Bremen will Normalbetrieb in allen Schulen nach den Sommerferien

  • Bildungssenatorin Bogedan begrüßt Entscheidung der Kultusminister
  • Bogedan: Kinder haben ein Recht auf Bildung
  • Einige Corona-Grundregeln sollen aber weiterhin gelten
Bildungssenatorin Claudia Bogedan und Bürgermeister Andres Bovenschulte in einer Senatspressekonferenz.
Bremens Bildungssenatorin Claudia Bogedan und Bürgermeister Andreas Bovenschulte (beide SPD), wollen die Schulen nach den Sommerferien komplett öffnen. (Archivbild) Bild: Radio Bremen

Bremens Bildungssenatorin Claudia Bogedan (SPD) begrüßt die Entscheidung der Kultusminister, Schulen in Deutschland nach den Sommerferien wieder ganz zu öffnen. Dann soll in allen Schulen das Abstandsgebot zwischen den Kindern und Jugendlichen wegfallen.

Die Kultusminister setzten in ihrer Video-Konferenz damit die Beschlüsse der Ministerpräsidenten um. Nach dem Sommer sollen die Schulen wieder ganz normal Unterricht machen. Lüften, Händewaschen und die Nies-Etikette werden dann aber weiterhin zum Alltag gehören. Kinder hätten ein Recht auf Bildung und Teilhabe, sagte Bildungssenatorin Bogedan. Deshalb strebe auch Bremen nach den Sommerferien den Regelbetrieb in allen Schulen an.

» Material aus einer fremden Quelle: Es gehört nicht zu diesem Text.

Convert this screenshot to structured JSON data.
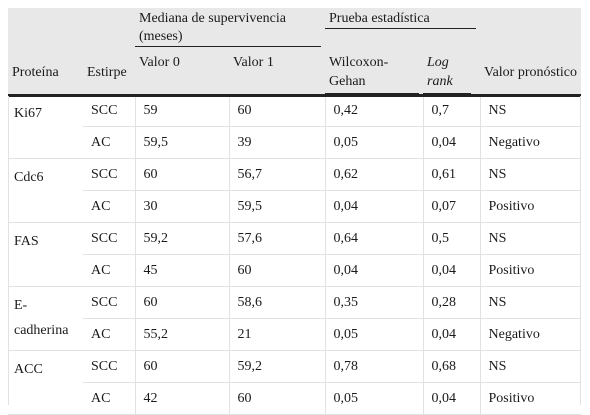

Für viele Kinder und Jugendliche seien Kitas und Schulen wichtig, sagte Bogedan weiter. Nicht nur, um mit Gleichaltrigen zu lernen, sondern auch, um regelmäßig aus dem häuslichen Umfeld heraus zu kommen. Um die Beschäftigten an Schulen zu versorgen, habe man Visiere, Schutzmasken und Spuckschutze besorgt. Auf Wunsch könne sich das Lehrpersonal auf Covid-19 testen lassen.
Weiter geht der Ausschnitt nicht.